4. The remaining configuration is identical to that of Amazon Q CLI with Cursor, as discussed previously.

Claude Desktop

1. Ensure Claude Desktop is installed and running on your machine. Refer to Installing Claude for Desktop for more information.
2. Open Claude Desktop and navigate to Settings, then select Edit Config.
3. Select claude_desktop_config.json. The content of claude_desktop_config.json mirrors that of the mcp.json file as described in the Amazon Q CLI with Cursor section.

Where We’re Headed

The introduction of MCP servers signifies a broader transition in how we support builders.
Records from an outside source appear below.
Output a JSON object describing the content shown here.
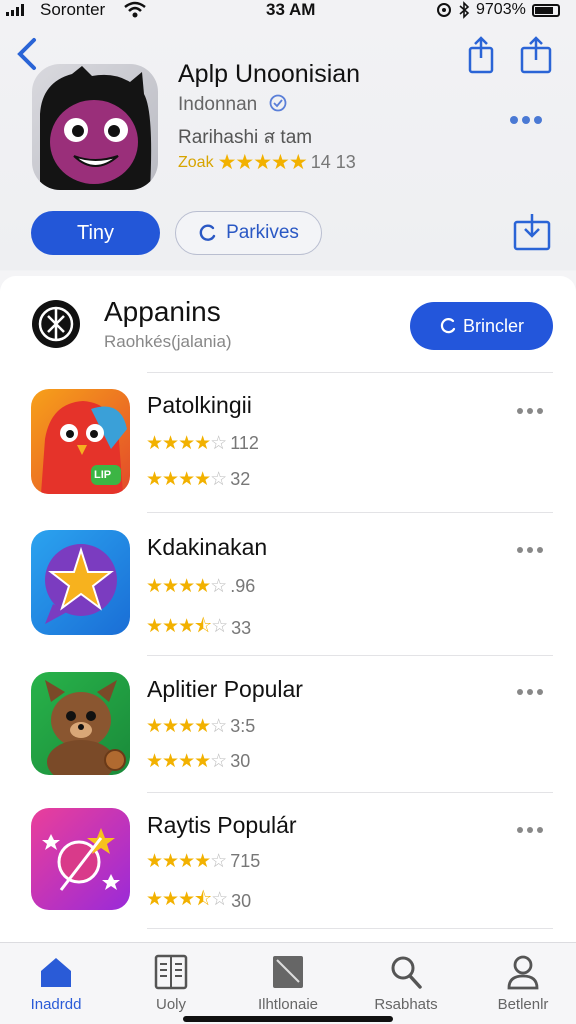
{
  "status_bar": {
    "carrier": "Soronter",
    "time": "33 AM",
    "battery": "9703%"
  },
  "app": {
    "title": "Aplp Unoonisian",
    "subtitle": "Indonnan",
    "developer": "Rarihashi ส tam",
    "rating_label": "Zoak",
    "rating_count": "14 13",
    "primary_button": "Tiny",
    "secondary_button": "Parkives"
  },
  "section": {
    "title": "Appanins",
    "subtitle": "Raohkés(jalania)",
    "browse_button": "Brincler"
  },
  "apps": [
    {
      "name": "Patolkingii",
      "ratings": [
        {
          "stars": 4,
          "count": "112"
        },
        {
          "stars": 4,
          "count": "32"
        }
      ],
      "icon": "red-parrot-icon",
      "badge": "LIP"
    },
    {
      "name": "Kdakinakan",
      "ratings": [
        {
          "stars": 4,
          "count": ".96"
        },
        {
          "stars": 3.5,
          "count": "33"
        }
      ],
      "icon": "star-bubble-icon"
    },
    {
      "name": "Aplitier Popular",
      "ratings": [
        {
          "stars": 4,
          "count": "3:5"
        },
        {
          "stars": 4,
          "count": "30"
        }
      ],
      "icon": "bear-icon"
    },
    {
      "name": "Raytis Populár",
      "ratings": [
        {
          "stars": 4,
          "count": "715"
        },
        {
          "stars": 3.5,
          "count": "30"
        }
      ],
      "icon": "magic-stars-icon"
    }
  ],
  "tabs": [
    {
      "label": "Inadrdd",
      "icon": "home-icon",
      "active": true
    },
    {
      "label": "Uoly",
      "icon": "book-icon",
      "active": false
    },
    {
      "label": "Ilhtlonaie",
      "icon": "tablet-icon",
      "active": false
    },
    {
      "label": "Rsabhats",
      "icon": "search-icon",
      "active": false
    },
    {
      "label": "Betlenlr",
      "icon": "person-icon",
      "active": false
    }
  ],
  "colors": {
    "accent": "#2356db",
    "star": "#f2b100"
  }
}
Our objective is to integrate AWS databases into the tools where development begins, encompassing local environments, collaborative editors, and AI-assisted workflows.

MCP servers are open source and readily available for use. You can find the code, documentation, and setup instructions in the AWS Labs GitHub repository. Begin integrating them into your workflows to fully leverage the context of AWS databases within your development environment.